Michael Rakowitz, The Ballad of Special Ops Cody (still), 2017

Michael Rakowitz, The Ballad of Special Ops Cody (still), 2017
Stop-motion video

Director of photographer and editor: Robert Chase Heishman

Press Release

The most extensive presentation of works from the Sharjah Art Foundation Collection to date is on view in Sharjah following its debut at Deichtorhallen Hamburg in October 2022.

In the Heart of Another Country explores the concept of home, of longing and belonging. Drawing inspiration from the late artist and author Etel Adnan’s landmark memoir, In the Heart of Another Country (2004), the exhibition charts sentiments of longing, memorial and homecoming through a constellation of artworks that unfold across borders, both real and imagined.

The exhibition brings together more than 150 artworks by over 60 artists. Works from the Sharjah Art Foundation Collection included in this choreographed scenography span from 1935 to the present and have traversed routes from Colombo to London, from Cairo to Zanzibar through to the foothills of Mount Tamalpaïs in California, and back again. What unites these myriad artworks, and their makers, is the emirate of Sharjah, which has historically served as a site of encounter and exchange amongst artists and intellectuals, fostering an ongoing space for the diasporic imagination to come to life.

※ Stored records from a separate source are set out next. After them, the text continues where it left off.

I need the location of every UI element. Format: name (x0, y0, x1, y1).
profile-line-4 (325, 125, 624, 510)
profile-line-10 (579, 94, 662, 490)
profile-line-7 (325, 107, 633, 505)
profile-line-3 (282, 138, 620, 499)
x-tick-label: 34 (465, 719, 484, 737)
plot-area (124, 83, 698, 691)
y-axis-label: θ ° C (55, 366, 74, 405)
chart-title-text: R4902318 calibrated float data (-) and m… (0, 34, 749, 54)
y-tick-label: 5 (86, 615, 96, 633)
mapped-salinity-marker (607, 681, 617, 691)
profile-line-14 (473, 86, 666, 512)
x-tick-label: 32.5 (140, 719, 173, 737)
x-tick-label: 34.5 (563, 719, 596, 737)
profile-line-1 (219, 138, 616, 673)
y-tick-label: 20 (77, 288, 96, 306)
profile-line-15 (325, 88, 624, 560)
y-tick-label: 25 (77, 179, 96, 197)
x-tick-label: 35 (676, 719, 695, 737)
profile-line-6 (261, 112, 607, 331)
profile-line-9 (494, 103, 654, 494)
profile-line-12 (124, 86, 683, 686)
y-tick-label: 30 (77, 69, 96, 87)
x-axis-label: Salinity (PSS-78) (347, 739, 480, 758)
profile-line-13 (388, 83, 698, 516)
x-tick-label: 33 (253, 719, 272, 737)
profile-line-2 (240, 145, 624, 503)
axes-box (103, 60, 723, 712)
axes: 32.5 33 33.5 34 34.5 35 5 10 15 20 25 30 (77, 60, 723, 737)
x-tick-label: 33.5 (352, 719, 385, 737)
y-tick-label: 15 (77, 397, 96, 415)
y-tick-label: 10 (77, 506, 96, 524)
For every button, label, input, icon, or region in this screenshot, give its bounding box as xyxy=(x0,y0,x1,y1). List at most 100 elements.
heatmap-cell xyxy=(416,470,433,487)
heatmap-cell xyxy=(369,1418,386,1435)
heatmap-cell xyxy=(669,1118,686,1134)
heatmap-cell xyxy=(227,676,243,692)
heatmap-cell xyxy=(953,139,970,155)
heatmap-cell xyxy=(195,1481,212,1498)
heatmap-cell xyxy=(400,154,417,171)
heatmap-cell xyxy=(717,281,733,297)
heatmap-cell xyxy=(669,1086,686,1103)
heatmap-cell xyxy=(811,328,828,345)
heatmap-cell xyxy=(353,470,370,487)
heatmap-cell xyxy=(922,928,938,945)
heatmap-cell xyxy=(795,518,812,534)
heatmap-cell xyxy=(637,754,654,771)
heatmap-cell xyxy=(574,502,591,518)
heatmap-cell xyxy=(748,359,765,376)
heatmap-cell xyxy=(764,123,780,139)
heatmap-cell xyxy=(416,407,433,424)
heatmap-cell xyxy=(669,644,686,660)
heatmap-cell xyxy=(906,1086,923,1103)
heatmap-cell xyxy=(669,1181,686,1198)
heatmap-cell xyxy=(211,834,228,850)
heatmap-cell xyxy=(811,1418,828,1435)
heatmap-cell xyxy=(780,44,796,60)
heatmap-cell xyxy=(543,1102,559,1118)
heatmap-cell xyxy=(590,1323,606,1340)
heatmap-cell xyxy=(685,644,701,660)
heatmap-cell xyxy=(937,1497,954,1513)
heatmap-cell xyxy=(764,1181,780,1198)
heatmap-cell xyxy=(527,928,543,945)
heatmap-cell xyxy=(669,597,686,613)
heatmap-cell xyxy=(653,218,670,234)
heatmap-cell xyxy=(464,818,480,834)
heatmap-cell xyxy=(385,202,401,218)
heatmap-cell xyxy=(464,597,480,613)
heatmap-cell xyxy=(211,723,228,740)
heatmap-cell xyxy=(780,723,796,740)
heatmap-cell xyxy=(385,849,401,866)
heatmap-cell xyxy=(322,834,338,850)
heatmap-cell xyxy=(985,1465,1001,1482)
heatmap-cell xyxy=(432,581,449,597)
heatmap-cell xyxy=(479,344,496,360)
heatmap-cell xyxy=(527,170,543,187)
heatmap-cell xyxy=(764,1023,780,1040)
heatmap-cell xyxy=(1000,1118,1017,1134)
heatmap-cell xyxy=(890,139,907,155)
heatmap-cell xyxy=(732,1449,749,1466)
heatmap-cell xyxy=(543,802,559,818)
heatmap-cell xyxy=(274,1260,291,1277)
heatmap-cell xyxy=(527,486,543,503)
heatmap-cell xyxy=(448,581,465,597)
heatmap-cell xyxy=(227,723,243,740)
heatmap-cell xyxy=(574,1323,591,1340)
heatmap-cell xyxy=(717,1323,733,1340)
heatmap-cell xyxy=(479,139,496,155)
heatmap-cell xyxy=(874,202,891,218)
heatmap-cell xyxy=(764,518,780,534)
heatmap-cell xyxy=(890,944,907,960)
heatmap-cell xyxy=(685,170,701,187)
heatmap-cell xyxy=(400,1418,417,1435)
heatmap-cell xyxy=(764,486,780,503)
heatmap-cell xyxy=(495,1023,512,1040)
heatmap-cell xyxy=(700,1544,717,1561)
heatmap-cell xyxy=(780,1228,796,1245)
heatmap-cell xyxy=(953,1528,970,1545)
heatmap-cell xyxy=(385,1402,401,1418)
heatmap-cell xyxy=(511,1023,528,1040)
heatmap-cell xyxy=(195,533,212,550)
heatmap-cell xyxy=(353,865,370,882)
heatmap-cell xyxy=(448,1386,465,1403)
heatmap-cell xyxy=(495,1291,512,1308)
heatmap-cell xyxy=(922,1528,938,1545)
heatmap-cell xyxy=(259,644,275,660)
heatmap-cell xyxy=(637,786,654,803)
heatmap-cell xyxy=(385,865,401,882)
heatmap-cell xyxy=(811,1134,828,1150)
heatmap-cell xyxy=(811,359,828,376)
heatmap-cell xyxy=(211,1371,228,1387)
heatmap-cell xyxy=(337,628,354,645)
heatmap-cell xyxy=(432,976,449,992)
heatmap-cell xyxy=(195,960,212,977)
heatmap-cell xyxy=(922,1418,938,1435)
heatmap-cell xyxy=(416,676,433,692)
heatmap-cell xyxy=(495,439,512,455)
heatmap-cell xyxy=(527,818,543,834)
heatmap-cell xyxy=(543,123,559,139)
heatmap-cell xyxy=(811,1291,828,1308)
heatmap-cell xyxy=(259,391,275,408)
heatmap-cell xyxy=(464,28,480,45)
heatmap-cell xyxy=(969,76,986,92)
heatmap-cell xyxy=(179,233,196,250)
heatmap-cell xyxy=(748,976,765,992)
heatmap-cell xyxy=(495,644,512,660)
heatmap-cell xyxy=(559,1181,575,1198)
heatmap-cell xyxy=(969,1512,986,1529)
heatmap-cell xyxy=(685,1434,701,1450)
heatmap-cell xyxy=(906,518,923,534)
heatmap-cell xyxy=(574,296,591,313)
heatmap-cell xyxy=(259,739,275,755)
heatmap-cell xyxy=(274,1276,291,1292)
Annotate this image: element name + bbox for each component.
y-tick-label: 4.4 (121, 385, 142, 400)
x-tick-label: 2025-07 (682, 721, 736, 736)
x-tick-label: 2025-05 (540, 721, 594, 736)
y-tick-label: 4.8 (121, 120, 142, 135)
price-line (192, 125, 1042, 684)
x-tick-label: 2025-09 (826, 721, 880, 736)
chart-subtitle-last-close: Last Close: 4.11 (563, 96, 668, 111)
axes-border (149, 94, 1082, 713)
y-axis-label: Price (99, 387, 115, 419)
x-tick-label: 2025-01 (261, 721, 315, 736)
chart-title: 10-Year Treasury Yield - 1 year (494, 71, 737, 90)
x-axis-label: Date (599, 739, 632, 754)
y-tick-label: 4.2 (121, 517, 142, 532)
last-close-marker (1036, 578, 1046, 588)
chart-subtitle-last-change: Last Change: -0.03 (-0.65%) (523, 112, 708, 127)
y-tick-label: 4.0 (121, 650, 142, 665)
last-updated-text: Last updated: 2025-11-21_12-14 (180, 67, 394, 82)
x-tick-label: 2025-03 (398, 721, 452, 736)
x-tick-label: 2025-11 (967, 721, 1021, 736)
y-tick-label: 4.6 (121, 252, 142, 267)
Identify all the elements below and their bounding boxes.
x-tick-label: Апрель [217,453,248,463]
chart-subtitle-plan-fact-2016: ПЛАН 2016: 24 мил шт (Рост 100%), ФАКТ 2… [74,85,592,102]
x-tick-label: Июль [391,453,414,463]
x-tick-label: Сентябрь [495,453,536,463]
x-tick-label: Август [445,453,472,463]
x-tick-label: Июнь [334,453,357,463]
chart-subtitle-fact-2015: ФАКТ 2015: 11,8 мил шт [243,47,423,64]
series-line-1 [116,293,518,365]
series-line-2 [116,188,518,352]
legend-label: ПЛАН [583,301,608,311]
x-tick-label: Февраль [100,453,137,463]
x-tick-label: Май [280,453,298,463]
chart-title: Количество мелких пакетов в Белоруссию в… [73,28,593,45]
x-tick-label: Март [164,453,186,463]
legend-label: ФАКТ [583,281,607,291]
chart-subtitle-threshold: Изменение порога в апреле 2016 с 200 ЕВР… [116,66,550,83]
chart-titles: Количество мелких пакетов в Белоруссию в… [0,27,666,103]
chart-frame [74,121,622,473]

Over the past three decades, Sharjah Biennial and Sharjah Art Foundation have provided an internationally recognised platform for artists underrepresented in the global art canon, while offering perspectives from across the Middle East, Africa and Asia. Through these years, the Foundation has established an archive of contemporary thought and form generated by artists through commissions and exhibitions, performances and conversation and its public collection of modern and contemporary art. This exhibition identifies key themes evident throughout the Collection and brings them together.

Across all six galleries in Al Mureijah Art Spaces, migrating forms—emblems of political abstraction emerge into being as propositional architectures. Artists’ experiments in photography and painting construct distinctive and reflective portraits, creating portals into multiple seats of both individual and shared cultural memory. Elsewhere, the mutable nature of geographic borders, histories of trade and migration are examined. Collectively, these expressions of artistic imagination reflect how movement across space and time has shaped the frames of modern and contemporary art around the world today.